From: Jonathan de Boyne Pollard on 15 Mar 2010 22:21 > > > Much to our surprise, we discovered that most embedded malloc()/free() > operations are horrifically slow [and more buggy]. > That doesn't surprise me. It's a special case of the more general principle being reiterated by several people elsewhere in this thread: Rolling one's own allocator is tricky to get right. The C/POSIX libraries for embedded systems sometimes haven't had as much work done on them as the C/POSIX libraries for "mainstream" (for want of a better word) systems. They are, in effect, roll-your-own efforts done by a library developer for the target platform. This is not to say that the "mainstream" implementatations are invariably better and bug-free. However they are, by their very natures, more extensively tested as general-purpose allocators. Although implementors do write unit tests, the applications softwares using the library are in general still the most effective test corpus. I've encountered bugs in specialist implementations that have existed for years simply because none of the applications softwares ever exercised the library in the particular way necessary to exhibit the bug.

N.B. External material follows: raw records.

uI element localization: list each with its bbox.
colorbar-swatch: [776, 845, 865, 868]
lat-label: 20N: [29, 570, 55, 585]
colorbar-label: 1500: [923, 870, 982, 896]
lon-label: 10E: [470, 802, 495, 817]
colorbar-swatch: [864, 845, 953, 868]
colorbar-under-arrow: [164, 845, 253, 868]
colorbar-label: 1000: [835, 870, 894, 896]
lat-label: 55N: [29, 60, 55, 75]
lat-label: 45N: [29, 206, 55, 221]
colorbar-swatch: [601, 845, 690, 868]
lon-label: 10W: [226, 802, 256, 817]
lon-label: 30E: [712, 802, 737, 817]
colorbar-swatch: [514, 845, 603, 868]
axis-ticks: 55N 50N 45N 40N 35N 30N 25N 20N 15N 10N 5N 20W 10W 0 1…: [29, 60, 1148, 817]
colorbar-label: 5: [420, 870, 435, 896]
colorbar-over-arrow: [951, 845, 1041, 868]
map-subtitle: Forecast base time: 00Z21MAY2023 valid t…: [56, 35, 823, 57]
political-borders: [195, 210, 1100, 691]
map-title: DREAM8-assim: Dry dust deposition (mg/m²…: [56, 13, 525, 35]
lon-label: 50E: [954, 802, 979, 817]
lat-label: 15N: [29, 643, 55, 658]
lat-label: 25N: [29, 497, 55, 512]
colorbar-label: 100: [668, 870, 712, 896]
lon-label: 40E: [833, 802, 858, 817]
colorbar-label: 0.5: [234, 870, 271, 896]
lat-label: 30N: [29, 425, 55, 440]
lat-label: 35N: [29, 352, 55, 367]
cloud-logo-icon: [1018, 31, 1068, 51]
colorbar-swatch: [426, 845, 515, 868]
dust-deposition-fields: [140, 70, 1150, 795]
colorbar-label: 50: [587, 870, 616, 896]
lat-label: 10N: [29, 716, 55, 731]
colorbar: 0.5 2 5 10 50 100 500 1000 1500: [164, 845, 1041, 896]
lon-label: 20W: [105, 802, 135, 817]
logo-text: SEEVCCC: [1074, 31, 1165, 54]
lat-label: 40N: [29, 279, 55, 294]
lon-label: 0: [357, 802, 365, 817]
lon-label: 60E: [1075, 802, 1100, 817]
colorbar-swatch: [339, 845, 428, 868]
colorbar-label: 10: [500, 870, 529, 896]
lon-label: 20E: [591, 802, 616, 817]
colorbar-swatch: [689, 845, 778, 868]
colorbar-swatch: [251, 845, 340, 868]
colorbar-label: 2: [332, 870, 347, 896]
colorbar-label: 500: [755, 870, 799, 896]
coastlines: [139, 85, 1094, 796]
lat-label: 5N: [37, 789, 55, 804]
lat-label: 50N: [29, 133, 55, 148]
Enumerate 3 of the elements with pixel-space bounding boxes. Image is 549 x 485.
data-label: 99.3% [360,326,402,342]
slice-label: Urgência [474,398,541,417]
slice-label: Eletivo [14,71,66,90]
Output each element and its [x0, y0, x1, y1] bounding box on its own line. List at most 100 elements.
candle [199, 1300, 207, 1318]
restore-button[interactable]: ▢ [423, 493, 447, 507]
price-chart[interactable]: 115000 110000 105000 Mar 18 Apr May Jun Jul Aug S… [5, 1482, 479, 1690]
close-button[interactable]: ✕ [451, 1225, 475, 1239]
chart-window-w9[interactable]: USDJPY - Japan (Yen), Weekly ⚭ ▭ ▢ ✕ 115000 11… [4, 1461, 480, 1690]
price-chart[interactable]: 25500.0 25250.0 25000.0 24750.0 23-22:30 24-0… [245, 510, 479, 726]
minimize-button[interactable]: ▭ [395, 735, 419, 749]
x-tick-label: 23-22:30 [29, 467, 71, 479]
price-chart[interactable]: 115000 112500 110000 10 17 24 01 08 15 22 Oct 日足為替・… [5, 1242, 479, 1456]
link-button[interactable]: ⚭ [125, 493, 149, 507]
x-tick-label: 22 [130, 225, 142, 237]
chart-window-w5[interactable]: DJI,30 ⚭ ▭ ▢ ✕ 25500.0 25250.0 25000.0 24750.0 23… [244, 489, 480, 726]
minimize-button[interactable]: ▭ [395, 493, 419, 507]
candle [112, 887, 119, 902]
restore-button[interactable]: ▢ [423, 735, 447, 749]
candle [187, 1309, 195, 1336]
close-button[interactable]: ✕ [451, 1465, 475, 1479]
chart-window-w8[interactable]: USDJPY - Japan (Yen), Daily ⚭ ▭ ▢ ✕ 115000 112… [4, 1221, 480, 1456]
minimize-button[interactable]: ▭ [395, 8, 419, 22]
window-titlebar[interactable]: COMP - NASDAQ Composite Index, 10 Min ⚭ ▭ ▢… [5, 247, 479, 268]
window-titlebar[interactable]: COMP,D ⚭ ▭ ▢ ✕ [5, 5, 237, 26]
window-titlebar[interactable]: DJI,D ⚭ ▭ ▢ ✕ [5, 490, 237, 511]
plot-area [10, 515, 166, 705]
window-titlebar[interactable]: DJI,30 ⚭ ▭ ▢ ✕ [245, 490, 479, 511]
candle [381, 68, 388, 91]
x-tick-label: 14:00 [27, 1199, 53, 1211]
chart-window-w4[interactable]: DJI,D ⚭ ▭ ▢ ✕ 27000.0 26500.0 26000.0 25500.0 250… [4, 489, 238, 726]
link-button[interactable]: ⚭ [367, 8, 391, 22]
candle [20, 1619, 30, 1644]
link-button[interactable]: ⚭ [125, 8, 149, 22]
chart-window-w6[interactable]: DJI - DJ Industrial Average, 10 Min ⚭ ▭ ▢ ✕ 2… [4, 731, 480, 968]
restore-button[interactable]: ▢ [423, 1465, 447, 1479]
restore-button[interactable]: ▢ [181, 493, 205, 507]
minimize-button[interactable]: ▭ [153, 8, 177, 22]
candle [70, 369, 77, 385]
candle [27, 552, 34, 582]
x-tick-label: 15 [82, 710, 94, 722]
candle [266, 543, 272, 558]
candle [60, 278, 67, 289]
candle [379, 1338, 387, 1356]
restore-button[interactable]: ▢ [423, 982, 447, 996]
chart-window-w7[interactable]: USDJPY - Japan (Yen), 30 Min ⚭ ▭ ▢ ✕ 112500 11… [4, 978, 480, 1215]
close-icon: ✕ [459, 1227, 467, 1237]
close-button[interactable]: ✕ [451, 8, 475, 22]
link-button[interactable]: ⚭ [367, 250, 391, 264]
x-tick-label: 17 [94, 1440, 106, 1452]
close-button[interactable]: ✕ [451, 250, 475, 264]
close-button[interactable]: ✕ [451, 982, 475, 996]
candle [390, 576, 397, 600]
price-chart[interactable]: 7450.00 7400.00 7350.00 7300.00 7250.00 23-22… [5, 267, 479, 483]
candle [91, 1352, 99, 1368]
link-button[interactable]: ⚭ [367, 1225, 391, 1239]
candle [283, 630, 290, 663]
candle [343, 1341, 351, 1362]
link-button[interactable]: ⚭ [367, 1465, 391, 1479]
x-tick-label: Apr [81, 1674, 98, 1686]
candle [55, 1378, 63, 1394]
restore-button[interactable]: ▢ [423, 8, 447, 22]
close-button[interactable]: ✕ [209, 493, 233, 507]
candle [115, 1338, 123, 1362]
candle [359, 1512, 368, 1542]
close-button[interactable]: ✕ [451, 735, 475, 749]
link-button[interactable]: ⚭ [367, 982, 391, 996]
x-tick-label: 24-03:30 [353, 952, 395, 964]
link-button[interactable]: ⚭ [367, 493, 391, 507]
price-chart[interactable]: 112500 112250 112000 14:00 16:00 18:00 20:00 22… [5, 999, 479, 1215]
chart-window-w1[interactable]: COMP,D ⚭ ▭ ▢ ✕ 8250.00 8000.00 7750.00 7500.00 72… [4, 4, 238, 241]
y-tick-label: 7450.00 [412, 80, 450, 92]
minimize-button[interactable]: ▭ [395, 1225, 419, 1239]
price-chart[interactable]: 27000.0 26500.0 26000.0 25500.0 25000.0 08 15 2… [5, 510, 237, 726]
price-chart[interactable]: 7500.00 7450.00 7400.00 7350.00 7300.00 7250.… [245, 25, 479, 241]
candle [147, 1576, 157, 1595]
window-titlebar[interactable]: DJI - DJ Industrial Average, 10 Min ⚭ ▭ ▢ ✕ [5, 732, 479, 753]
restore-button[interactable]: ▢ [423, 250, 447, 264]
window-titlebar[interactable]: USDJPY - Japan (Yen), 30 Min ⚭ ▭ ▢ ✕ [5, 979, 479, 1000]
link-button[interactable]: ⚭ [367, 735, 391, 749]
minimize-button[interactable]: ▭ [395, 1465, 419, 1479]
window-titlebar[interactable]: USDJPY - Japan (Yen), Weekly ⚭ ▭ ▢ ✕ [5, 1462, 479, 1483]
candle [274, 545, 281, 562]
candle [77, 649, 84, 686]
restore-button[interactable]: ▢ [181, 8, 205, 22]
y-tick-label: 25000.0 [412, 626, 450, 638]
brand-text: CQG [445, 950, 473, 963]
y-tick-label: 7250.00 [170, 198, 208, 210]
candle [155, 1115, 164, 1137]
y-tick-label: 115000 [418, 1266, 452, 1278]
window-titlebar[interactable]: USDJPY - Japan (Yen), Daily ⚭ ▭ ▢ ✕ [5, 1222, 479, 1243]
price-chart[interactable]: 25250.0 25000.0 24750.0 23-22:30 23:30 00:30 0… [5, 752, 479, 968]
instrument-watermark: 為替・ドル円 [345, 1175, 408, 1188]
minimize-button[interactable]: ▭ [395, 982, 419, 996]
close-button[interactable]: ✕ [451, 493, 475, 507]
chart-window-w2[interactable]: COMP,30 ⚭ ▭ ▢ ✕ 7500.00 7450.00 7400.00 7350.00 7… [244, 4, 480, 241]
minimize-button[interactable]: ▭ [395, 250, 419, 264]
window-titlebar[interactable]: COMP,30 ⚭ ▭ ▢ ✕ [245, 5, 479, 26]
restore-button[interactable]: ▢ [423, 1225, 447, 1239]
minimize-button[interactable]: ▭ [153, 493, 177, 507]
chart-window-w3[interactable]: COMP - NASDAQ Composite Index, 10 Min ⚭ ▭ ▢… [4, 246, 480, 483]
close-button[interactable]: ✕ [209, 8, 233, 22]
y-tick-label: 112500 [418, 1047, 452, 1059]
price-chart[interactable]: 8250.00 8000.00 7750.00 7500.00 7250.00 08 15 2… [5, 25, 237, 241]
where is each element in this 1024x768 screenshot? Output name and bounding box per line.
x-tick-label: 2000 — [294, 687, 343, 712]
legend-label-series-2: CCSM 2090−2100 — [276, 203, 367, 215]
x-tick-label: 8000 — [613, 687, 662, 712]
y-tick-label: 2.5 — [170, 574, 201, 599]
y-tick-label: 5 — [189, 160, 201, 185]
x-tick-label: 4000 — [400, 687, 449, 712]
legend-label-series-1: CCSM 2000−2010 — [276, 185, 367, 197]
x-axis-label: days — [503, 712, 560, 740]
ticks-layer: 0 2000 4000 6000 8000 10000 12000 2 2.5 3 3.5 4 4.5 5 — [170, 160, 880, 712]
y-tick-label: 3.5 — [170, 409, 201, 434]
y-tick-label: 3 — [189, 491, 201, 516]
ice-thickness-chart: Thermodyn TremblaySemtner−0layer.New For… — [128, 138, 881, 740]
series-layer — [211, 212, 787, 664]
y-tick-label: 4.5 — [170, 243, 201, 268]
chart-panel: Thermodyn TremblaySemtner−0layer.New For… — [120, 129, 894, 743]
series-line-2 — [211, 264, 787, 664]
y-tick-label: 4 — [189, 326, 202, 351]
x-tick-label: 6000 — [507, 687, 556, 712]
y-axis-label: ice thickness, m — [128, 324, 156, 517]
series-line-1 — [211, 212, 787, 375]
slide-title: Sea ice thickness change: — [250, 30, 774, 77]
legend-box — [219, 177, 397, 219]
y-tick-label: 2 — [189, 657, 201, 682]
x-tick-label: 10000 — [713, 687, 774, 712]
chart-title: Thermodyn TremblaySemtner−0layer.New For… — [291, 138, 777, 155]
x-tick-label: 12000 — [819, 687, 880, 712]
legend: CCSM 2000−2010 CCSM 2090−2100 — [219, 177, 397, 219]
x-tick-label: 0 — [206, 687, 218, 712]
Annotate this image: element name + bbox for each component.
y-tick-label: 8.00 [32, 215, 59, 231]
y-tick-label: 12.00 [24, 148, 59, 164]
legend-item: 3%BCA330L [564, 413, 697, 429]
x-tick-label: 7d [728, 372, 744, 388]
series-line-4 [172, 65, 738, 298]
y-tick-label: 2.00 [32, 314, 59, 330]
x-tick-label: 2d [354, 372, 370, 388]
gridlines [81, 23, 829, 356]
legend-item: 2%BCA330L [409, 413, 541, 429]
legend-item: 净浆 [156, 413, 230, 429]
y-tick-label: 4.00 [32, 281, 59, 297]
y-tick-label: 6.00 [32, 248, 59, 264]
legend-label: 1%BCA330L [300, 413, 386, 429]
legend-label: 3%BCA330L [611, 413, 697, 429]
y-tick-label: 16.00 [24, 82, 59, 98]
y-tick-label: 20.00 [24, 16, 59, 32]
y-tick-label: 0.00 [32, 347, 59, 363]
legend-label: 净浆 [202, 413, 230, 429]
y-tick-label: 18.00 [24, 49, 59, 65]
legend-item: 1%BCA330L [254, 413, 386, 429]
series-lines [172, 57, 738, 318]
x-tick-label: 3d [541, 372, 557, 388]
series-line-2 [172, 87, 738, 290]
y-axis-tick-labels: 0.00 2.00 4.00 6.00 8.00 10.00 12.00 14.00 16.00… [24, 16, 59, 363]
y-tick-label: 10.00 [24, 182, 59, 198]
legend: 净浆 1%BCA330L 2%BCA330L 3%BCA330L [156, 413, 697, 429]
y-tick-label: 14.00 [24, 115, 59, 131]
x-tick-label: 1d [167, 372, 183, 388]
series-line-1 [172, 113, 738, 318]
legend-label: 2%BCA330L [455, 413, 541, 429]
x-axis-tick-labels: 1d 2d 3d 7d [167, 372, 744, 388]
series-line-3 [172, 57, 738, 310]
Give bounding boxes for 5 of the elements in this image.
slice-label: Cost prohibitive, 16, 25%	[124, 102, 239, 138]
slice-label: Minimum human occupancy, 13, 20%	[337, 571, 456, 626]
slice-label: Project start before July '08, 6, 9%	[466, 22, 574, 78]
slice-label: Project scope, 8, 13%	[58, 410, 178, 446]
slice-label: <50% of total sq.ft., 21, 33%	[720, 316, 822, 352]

From: Ersek, Laszlo on 15 Mar 2010 23:52 In article <P_WdnXGWZdnFRgPWnZ2dnUVZ_vWdnZ2d(a)posted.sasktel>, Chris Friesen <cbf123(a)mail.usask.ca> writes: > Would this work portably? It's more overhead so it would likely only > makes sense if MAP_ANONYMOUS isn't supported. > > 1) open a scratch file > 2) unlink it > 3) ftruncate it to the desired size > 4) mmap it > 5) close it I guess this could work, provided we generate system-wide non-clashing filenames for scratch files, create the file with O_RDONLY | O_CREAT | O_EXCL and access permission bits 0, block SIGINT and SIGTERM until after unlinking the file, and mmap() the file with read-write protection and MAP_PRIVATE (non)sharing. Superficially reading up on thread cancellation, I think the cancellability of the thread executing the steps listed above should be set to PTHREAD_CANCEL_DISABLE, at least until after step 2. A cancellation point may occur in unlink(). ... I think thread cancellation could really open a can of worms, so let's ignore it. Perhaps let's replace steps 1 and 2 with shm_open() and shm_unlink(), if the Realtime XSI Option Group is supported as well (or at least the SHM POSIX Option). > [snip] Thank you, lacos
From: Rainer Weikusat on 16 Mar 2010 02:40 Jonathan de Boyne Pollard <J.deBoynePollard-newsgroups(a)NTLWorld.COM> writes: [...] >> Much to our surprise, we discovered that most embedded >> malloc()/free() operations are horrifically slow [and more buggy]. >> > That doesn't surprise me. It's a special case of the more general > principle being reiterated by several people elsewhere in this thread: > Rolling one's own allocator is tricky to get right. As soons as this gets more general than 'implementing malloc such that it survives a lot of common benchmarks comfortably' it is wrong.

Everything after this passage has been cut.